In the two days and three nights while he waited John realized how much of a Powhatan he had become. The forest was no longer fearful to him. He thought how he had once seemed to be a little beetle crawling across a terrifying and infinite world. He now seemed no bigger, the Powhatan never thought of themselves as owners of the forest. He now felt as if this little beetle called John Tradescant, called Eagle, had found his place and his ordained path in this place, and that he need fear nothing since his place led him from the earth to birth and life and death and then to the earth again.
He knew there were wolves in the forest and soon they would get the scent of the elk, and so he built a rough fence of fallen branches around the carcass, and kept the fire lit. Now that he could eat well from the forest the immense labor of his English life seemed to him absurd. He could hardly remember how he had nearly starved in a wooden house set in a forest teeming with life. But then he remembered the hungry anger in Bertram’s twisted face and he knew that a man could live among plenty and never know that he was rich.

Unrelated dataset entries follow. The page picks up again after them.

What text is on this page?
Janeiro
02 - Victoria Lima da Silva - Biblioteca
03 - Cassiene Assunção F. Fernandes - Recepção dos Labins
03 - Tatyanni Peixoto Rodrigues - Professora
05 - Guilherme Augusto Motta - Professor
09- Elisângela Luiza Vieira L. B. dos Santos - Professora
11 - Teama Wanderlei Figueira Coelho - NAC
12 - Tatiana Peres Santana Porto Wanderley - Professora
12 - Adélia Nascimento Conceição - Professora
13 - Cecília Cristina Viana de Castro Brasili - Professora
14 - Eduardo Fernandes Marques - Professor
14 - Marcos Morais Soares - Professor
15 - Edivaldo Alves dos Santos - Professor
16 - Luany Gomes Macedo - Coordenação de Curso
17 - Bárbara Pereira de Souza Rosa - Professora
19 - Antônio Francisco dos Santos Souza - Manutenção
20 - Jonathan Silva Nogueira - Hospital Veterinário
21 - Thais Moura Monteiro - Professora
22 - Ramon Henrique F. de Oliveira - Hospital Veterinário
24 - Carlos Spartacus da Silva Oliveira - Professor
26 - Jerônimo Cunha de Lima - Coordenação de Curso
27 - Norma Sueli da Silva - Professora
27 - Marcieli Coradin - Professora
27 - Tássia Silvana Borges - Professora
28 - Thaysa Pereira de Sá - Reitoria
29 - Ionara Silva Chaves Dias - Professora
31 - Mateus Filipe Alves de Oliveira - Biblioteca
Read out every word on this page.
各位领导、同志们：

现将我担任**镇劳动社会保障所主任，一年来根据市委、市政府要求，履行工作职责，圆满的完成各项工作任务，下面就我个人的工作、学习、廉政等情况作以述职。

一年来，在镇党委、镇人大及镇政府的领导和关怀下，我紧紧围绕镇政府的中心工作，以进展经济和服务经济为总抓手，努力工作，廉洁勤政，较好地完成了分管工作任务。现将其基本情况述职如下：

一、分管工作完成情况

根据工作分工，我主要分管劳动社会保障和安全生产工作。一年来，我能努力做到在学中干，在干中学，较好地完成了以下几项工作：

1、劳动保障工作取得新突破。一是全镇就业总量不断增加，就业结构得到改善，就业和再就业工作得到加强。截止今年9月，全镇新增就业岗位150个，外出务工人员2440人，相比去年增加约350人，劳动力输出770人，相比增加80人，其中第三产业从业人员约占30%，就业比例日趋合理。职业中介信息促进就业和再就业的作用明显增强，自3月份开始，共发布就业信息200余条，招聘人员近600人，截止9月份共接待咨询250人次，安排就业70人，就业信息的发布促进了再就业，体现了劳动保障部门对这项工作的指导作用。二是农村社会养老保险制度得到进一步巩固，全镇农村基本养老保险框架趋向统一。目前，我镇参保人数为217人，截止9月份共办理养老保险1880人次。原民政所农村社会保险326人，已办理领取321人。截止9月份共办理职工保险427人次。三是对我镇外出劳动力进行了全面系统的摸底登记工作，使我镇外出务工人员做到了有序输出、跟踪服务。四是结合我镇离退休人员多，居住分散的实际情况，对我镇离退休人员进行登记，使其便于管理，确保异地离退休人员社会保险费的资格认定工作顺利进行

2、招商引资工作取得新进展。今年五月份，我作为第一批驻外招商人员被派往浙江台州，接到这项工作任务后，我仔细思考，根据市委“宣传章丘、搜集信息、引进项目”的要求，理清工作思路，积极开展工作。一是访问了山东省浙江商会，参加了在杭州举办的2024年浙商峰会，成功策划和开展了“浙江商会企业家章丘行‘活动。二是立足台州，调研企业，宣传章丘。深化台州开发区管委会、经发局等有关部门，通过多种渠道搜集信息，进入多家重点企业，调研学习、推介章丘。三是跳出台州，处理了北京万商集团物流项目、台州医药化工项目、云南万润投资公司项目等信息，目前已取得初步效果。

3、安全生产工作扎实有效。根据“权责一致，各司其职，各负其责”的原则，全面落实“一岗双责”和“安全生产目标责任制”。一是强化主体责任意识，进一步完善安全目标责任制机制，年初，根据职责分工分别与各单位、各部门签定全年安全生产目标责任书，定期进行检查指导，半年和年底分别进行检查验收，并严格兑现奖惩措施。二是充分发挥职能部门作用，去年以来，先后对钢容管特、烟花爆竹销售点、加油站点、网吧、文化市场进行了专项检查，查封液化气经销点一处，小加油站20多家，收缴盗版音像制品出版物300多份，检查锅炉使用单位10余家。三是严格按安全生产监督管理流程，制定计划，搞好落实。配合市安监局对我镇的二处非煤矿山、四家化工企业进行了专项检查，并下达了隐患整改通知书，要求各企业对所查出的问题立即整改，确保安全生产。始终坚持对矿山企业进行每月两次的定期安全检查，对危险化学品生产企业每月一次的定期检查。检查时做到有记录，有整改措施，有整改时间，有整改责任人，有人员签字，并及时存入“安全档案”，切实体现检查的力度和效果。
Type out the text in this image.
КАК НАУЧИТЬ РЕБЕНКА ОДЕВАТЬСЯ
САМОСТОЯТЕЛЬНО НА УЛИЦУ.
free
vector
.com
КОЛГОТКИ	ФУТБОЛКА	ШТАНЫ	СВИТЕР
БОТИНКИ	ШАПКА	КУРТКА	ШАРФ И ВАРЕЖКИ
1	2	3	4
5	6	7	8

On the morning of the third day, as John methodically cut steaks of meat from the big animal’s body, he heard a tiny crackle of movement behind him and whirled around with his knife at the ready.
“Eagle, I give you greeting,” said Attone pleasantly.
Suckahanna was with him. John held out his arms to her and she came to him, her body as light as a girl in his grasp, her shoulders birdlike and bony.
“I brought your wife and my children, and some others to help cure the meat and to feast. They were hungry at home,” Attone said. “Build up the fire, they will come soon.”
John wiped Attone’s knife and returned it to him with a word of thanks and then he and Suckahanna piled John’s little brushwood fence onto his fire so that it flared up and crackled. As soon as it had burned down into hot embers Suckahanna brought large boulders from the river and heaped them with ashes to make them hot, then she laid dozens of small steaks of meat on the hot stones where they sizzled and spat. By the time the village had arrived – all those able to walk – there was meat cooked and ready for everyone.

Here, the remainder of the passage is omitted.